On Burka Street

Aug 17, 2018 by

by Jane Kelly, The Conservative Woman:

Whatever his motives, Boris Johnson’s remarks about Islamic dress have drawn attention to an area of extreme tension: the Muslim practice of sexual apartheid. While the Left in the UK, and bizarrely Mrs May’s government, are trying to abolish binary gender recognition in favour of saying there are several valid sexes, the Muslim community recognises only one gender as the norm: the male. The female is just an adjunct. Women who are demanding punishment for Boris claim that they are free as men to choose what they wear. That may be, but they are a small percentage of this country’s 2.8million Muslims, and less than one hundredth of the world’s 1.6billion. In the UK they have the freedom to choose to disappear from view and walk around with their heads in bags if they wish, but when they say they do it ‘to be closer to God,’ they are being as disingenuous as any politician. Boris may be ready to sacrifice his political party to get into power, but they are willing to ignore the plight of millions of women who have no voice and no choice.

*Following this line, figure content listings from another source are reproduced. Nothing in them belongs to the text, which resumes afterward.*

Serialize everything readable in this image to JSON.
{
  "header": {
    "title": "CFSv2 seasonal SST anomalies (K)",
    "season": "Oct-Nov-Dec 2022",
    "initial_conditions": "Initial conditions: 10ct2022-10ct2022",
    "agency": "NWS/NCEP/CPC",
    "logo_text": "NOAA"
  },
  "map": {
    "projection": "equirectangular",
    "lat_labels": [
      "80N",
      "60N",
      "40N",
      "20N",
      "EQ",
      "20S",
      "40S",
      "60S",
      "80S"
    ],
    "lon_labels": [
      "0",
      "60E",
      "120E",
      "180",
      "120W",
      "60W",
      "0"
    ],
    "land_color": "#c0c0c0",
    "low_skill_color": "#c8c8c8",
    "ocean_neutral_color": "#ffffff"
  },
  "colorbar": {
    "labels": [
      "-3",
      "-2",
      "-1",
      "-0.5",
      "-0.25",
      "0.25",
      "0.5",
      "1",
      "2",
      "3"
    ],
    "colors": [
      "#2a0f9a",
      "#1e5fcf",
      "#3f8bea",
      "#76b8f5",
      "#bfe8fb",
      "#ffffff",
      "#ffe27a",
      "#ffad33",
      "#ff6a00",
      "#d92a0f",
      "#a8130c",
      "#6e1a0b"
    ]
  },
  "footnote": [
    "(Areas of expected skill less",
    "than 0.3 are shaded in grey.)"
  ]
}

Until three years ago I lived in Acton Vale, or Acton Veil as some called it, in West London. Over fifteen years it changed from a white working-class area into part of the Islamic strip stretching from Shepherd’s Bush to Southall. Living there I didn’t see many women wearing the niqab or burka because I didn’t see many Muslim women at all. A great many Somalis arrived and were put into a housing development. The young men of that community began getting into gangs. I met them close up when I began teaching in nearby Wormwood Scrubs prison; very sweet they were to me in my role as prison teacher, but out on the streets I rarely saw their mothers or sisters. I once did see a very young Somali woman sitting on a bench in the middle of the estate where I cut through to get to leafy Chiswick. She looked distraught. I went back to see if I could talk to her but she’d gone.

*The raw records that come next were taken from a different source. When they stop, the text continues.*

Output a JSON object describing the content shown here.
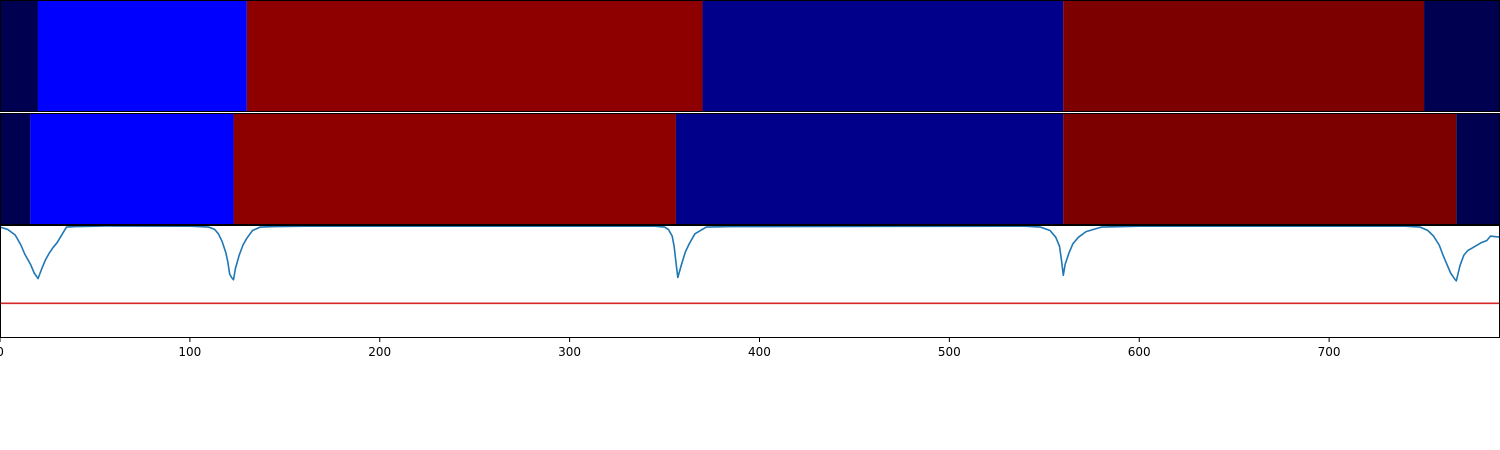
{
  "chart_data": [
    {
      "type": "heatmap",
      "title": "",
      "xlim": [
        0,
        790
      ],
      "segments": [
        {
          "start": 0,
          "end": 20,
          "color": "#000050"
        },
        {
          "start": 20,
          "end": 130,
          "color": "#0000ff"
        },
        {
          "start": 130,
          "end": 370,
          "color": "#8e0000"
        },
        {
          "start": 370,
          "end": 560,
          "color": "#00008b"
        },
        {
          "start": 560,
          "end": 750,
          "color": "#7d0000"
        },
        {
          "start": 750,
          "end": 790,
          "color": "#000050"
        }
      ]
    },
    {
      "type": "heatmap",
      "title": "",
      "xlim": [
        0,
        790
      ],
      "segments": [
        {
          "start": 0,
          "end": 16,
          "color": "#000050"
        },
        {
          "start": 16,
          "end": 123,
          "color": "#0000ff"
        },
        {
          "start": 123,
          "end": 356,
          "color": "#8e0000"
        },
        {
          "start": 356,
          "end": 560,
          "color": "#00008b"
        },
        {
          "start": 560,
          "end": 767,
          "color": "#7d0000"
        },
        {
          "start": 767,
          "end": 790,
          "color": "#000050"
        }
      ]
    },
    {
      "type": "line",
      "title": "",
      "xlabel": "",
      "ylabel": "",
      "xlim": [
        0,
        790
      ],
      "ylim": [
        0,
        1
      ],
      "xticks": [
        0,
        100,
        200,
        300,
        400,
        500,
        600,
        700
      ],
      "series": [
        {
          "color": "#1f77b4",
          "x": [
            0,
            4,
            8,
            11,
            13,
            16,
            18,
            20,
            22,
            24,
            26,
            28,
            30,
            35,
            40,
            50,
            56,
            100,
            105,
            110,
            113,
            115,
            117,
            119,
            120,
            121,
            122,
            123,
            124,
            126,
            128,
            130,
            133,
            137,
            145,
            160,
            345,
            350,
            352,
            354,
            355,
            356,
            357,
            359,
            361,
            363,
            366,
            372,
            385,
            540,
            548,
            553,
            556,
            558,
            559,
            560,
            561,
            563,
            565,
            568,
            572,
            580,
            600,
            740,
            748,
            752,
            755,
            758,
            760,
            762,
            764,
            766,
            767,
            768,
            769,
            771,
            773,
            775,
            777,
            780,
            783,
            785,
            790
          ],
          "y": [
            0.99,
            0.97,
            0.92,
            0.83,
            0.75,
            0.66,
            0.58,
            0.53,
            0.62,
            0.7,
            0.76,
            0.81,
            0.85,
            0.99,
            0.995,
            0.998,
            1.0,
            0.998,
            0.995,
            0.99,
            0.97,
            0.93,
            0.86,
            0.76,
            0.68,
            0.57,
            0.54,
            0.52,
            0.62,
            0.74,
            0.83,
            0.89,
            0.96,
            0.99,
            0.995,
            0.998,
            0.998,
            0.99,
            0.97,
            0.91,
            0.82,
            0.68,
            0.54,
            0.66,
            0.77,
            0.84,
            0.93,
            0.99,
            0.995,
            0.998,
            0.99,
            0.96,
            0.9,
            0.82,
            0.7,
            0.56,
            0.66,
            0.76,
            0.84,
            0.9,
            0.95,
            0.99,
            0.998,
            0.998,
            0.99,
            0.96,
            0.91,
            0.83,
            0.74,
            0.66,
            0.58,
            0.53,
            0.51,
            0.58,
            0.65,
            0.74,
            0.78,
            0.8,
            0.82,
            0.85,
            0.87,
            0.91,
            0.9
          ]
        },
        {
          "color": "#d62728",
          "x": [
            0,
            790
          ],
          "y": [
            0.31,
            0.31
          ]
        }
      ]
    }
  ]
}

All our food outlets quickly became Halal. I stopped using them but still went to the grocer’s. I rarely saw a Muslim woman in there, except occasionally in groups, usually on a Friday evening, after prayers. I found myself in an area of migrant men and my sense of living in a community melted away. The shops were run by young Muslim men who manned the tills whilst talking loudly into their mobiles. They would not look at me, or spend even a moment to chat. It seemed that the gulf between us could never be crossed by normal conversation.